The team consists of representatives from the Minnesota State Colleges and Universities (MnSCU), state government agencies such as the Minnesota Department of Employment and Economic Development (DEED) and Veterans Affairs, as well as the St. Paul Area Chamber of Commerce and corporate human-resource managers from Target, Best Buy and U.S. Bank. Chaplain (Col.) John Morris and Maj. Aaron Krenz from the Guard will lead the delegation.
I'll also travel with the Employment Resource Team and report back on the trip after I return.
The mission of the delegation is to help soldiers prepare for a challenging job market: Minnesota's official unemployment rate is 5.7 percent, but 19 percent of the deployed 1st Brigade Combat Team of the 34th Infrantry -- known as the "Red Bulls" -- will arrive home jobless, according to DEED.
The trip is unprecedented, said Maj. Gen. Richard C. Nash, adjutant general of the Minnesota National Guard.
"I don't know of any state or any other adjutants general that have ever sent a team of civilian experts forward into an area of conflict to do this -- albeit Kuwait is somewhat of a permissive environment at this particular time and place."
Not only is the trip unique, but so is the overall approach, Nash said.

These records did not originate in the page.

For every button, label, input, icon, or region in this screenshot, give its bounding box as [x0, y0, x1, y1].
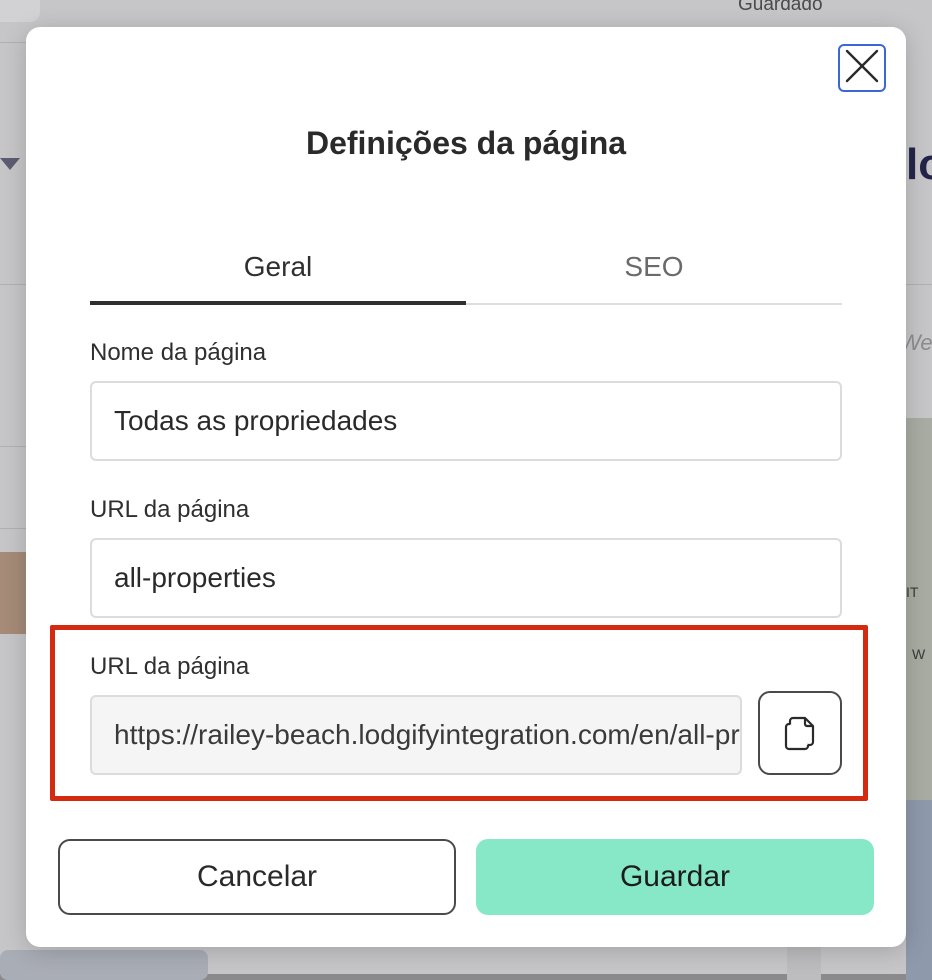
- cancel-button[interactable]: Cancelar: [58, 839, 456, 915]
- full-url-label: URL da página: [90, 653, 250, 680]
- background-top-pill: [0, 0, 40, 22]
- divider: [0, 284, 26, 285]
- map-water: [906, 800, 932, 980]
- tab-bar: Geral SEO: [90, 249, 842, 305]
- map-label: W: [912, 646, 926, 662]
- divider: [0, 42, 26, 43]
- page-name-label: Nome da página: [90, 339, 267, 366]
- divider: [0, 528, 26, 529]
- full-url-field[interactable]: https://railey-beach.lodgifyintegration.…: [90, 695, 742, 775]
- background-heading: lo: [906, 140, 932, 189]
- background-bottom-button: [0, 950, 208, 980]
- close-button[interactable]: [838, 44, 886, 92]
- copy-icon: [779, 710, 821, 757]
- page-url-input[interactable]: all-properties: [90, 538, 842, 618]
- page-settings-modal: Definições da página Geral SEO Nome da p…: [26, 27, 906, 947]
- divider: [0, 446, 26, 447]
- page-name-input[interactable]: Todas as propriedades: [90, 381, 842, 461]
- save-button[interactable]: Guardar: [476, 839, 874, 915]
- caret-down-icon: [0, 158, 20, 170]
- tab-seo[interactable]: SEO: [466, 249, 842, 303]
- page-url-label: URL da página: [90, 496, 250, 523]
- tab-general[interactable]: Geral: [90, 249, 466, 305]
- saved-status: Guardado: [738, 0, 823, 15]
- divider: [906, 284, 932, 285]
- map-label: IT: [906, 584, 919, 600]
- close-icon: [844, 48, 880, 89]
- copy-url-button[interactable]: [758, 691, 842, 775]
- modal-title: Definições da página: [305, 125, 627, 161]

"The buy-in we've had, not only from the governor's office, all his commissioners, DEED, MnSCU, corporations -- this is really a village coming together to take care of itself."
The outreach won't go unnoticed by the troops, said Nash, and the delegation hopes it won't go unnoticed by Minnesota's employers.
The trip caught the attention of Gen. John Vessey Jr., the Minnesota native who was the only chairman of the Joint Chiefs of Staff who started out as a private in the National Guard.
Vessey was "visibly moved" when told of the trip, said Morris, who quoted the general as saying, "This reinforces to me that the 34th Division still takes care of its soldiers."
John Rash is a Star Tribune editorial writer and columnist.